An artist who helped organise the New York City exhibition Free Anna Delvey in March—which included works based on drawings that Anna Sorokin, the notorious “Soho Scammer”, made in prison—says she is owed about $8,000 for expenses related to the show that she put on her credit card.
Julia Morrison, an NFT (non-fungible token) artist and MFA student at the University of Southern California, paid for exhibition costs like “framing, printing, scanning, transportation, making t-shirts, etc.”, she told the New York Post.
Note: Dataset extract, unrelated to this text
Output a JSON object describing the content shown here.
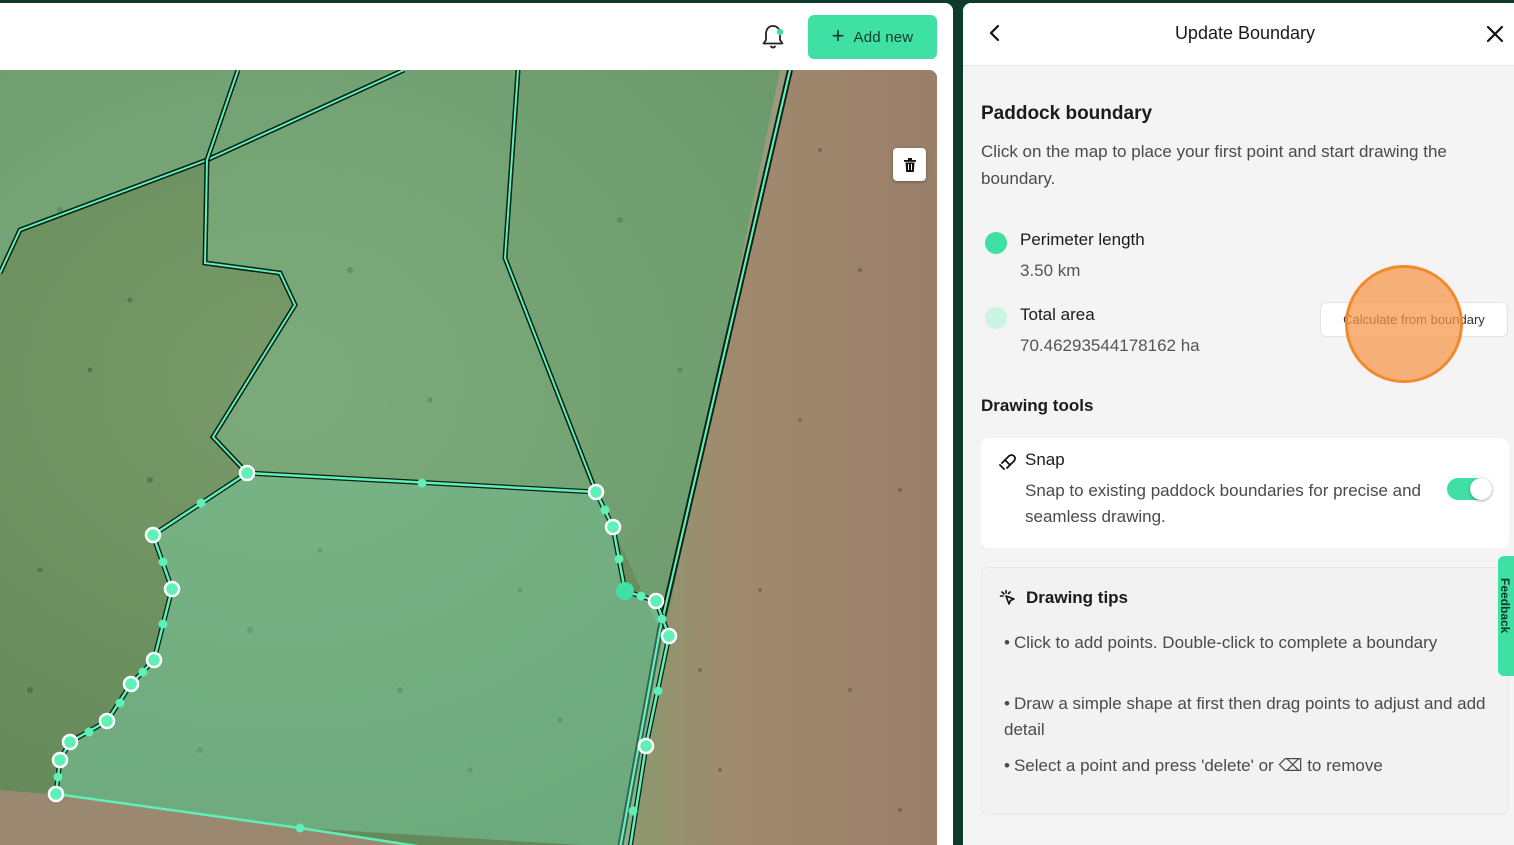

More than two months later, she says she has still not been repaid, neither by Sorokin—who, in spending sprees chronicled by the Netflix series Inventing Anna, racked up five- and six-figure debts at trendy Manhattan hotels while attempting to raise money for an exclusive Park Avenue arts club—nor by Alfredo Martinez, the exhibition’s co-organiser and an artist once convicted for selling counterfeit Basquiat works.
“I can’t afford to just throw $8,000 worth of Anna Delvey’s expenses on my card,” Morrison told the Post. “I wasn’t doing it to be a good friend to her. I did it for the show, knowing that I’d be paid back. At least that’s what Alfredo promised.”
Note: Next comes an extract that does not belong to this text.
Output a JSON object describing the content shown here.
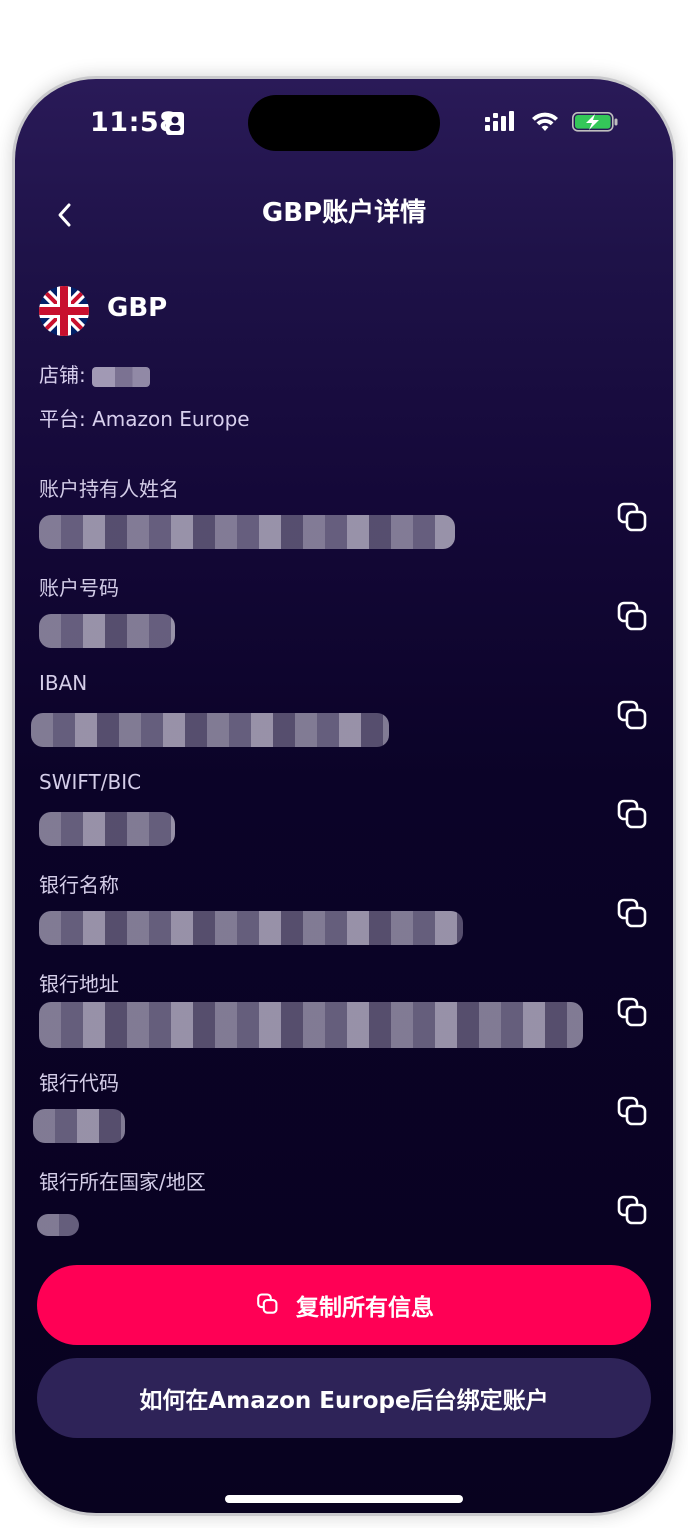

A spokesperson for Sorokin told the tabloid that the art world fraudster—currently being detained by US Immigration and Customs Enforcement (ICE) for overstaying her visa, pending deportation to Germany—was not directly responsible for Morrison’s exhibition expenditures. Martinez, for his part, told the Post, “She will get paid,” adding, “We are still in the spending money phase of the project.”
Both Martinez and Sorokin are represented by Founders Art Club, an organisation founded by dealer Chris Martine that held a one-night exhibition of Sorokin’s drawings, Allegedly, at the Public Hotel during Frieze New York earlier this month. Prints based on Sorokin’s drawings were on offer at the runway show-like event, priced at $250 apiece.